Dann folgte die mit Spannung erwartete Bekanntgabe des ARCHITEKTURPREIS NRW 2024 IN GOLD. Die Überraschung war groß, denn die Mitglieder des BDA NRW hatten in einer dem Juryverfahren nachgeschalteten schriftlichen Wahl mit unerwarteter Stimmengleichheit zwei Projekte mit dem Goldpreis prämiert:
Mülheim an der Ruhr
Ersatzneubau einer Luftschiffhalle WDL
Architekt:in Smyk Fischer Architekten, Mülheim an der Ruhr
Bauherr:in Westdeutsche Luftwerbung Th. Wüllenkemper GmbH & Co. KG (Barbara Majerus, Frank Peylo)

JURYURTEIL
Als beeindruckende Landmarke präsentiert sich der Holzneubau einer in die Jahre gekommenen Stahlbauhalle für Luftschiffe in Mülheim an der Ruhr. Eine elegante, silbern schimmernde Großform scheint auf einem Fensterband zu schweben. Die Halle, die die Dimension eines Fußballfeldes von 90 x 42 Metern hat, wird an einem Ende von monu- mentalen Toren abgeschlossen, die im geöffneten Zustand beinahe sakral wirken.
Die scheinbar einfache Fachwerkkonstruktion besteht aus Zweigelenkbögen mit einer Höhe von 15 Metern und einer Dachschale aus Brettschichtholz. Alle Knotenpunkte sind als Holz-Holz-Verbindungen mit Hartholzdübeln ausgeführt. Die Stehfalzdachverkleidung besteht aus recycelbarem Aluminium, das im wechselnden Licht eine fast immaterielle Erscheinung erzeugt.
Um zirkulär zu bauen, wurde das Fundament des Vorgängerbaus zerkleinert und als Tragschicht für den Boden verwendet. Der sichtbare Boden besteht aus wiederverwendeten Beton-Großformatplatten, die von einer benachbarten Baustelle stammen. Dank des hohen Vorfertigungsgrades konnte die Halle in wenigen Wochen fertiggestellt werden, sodass die empfindlichen Luftschiffe nicht lange der Witterung ausgesetzt waren.

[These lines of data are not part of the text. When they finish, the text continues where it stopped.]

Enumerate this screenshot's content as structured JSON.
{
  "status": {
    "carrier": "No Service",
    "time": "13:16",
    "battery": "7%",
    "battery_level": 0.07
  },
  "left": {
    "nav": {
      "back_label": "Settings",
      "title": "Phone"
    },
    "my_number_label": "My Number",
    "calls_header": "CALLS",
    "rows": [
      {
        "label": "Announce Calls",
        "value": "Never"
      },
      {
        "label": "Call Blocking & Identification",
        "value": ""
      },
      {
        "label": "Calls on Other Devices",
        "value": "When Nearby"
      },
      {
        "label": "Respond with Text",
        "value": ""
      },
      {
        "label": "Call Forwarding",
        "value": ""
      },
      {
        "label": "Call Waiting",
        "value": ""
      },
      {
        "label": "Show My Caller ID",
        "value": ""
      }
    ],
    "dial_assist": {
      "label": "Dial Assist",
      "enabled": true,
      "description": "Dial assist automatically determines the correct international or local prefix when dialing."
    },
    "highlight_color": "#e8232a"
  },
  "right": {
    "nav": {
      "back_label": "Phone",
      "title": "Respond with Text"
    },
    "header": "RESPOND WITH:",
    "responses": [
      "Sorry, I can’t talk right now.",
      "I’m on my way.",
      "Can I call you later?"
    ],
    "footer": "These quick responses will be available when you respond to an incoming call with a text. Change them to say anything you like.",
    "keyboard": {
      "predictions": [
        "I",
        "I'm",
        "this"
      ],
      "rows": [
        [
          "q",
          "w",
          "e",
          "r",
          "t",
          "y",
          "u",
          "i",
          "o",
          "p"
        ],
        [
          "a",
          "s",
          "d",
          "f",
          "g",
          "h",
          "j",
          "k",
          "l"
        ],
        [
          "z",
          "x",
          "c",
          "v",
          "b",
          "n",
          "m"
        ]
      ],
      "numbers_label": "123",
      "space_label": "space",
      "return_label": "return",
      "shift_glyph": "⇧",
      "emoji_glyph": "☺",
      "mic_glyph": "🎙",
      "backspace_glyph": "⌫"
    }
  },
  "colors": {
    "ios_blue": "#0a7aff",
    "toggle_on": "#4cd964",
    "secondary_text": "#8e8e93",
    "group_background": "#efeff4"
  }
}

Die Halle bietet Platz für zwei Luftschiffe zur Wartung und Überwinterung und kann auf Wunsch des Bauherrn auch als Veranstaltungsort für bis zu 1500 Personen genutzt werden. Besichtigungen sind möglich, wodurch dieser besondere Ort auch Interessierten zugänglich gemacht wird.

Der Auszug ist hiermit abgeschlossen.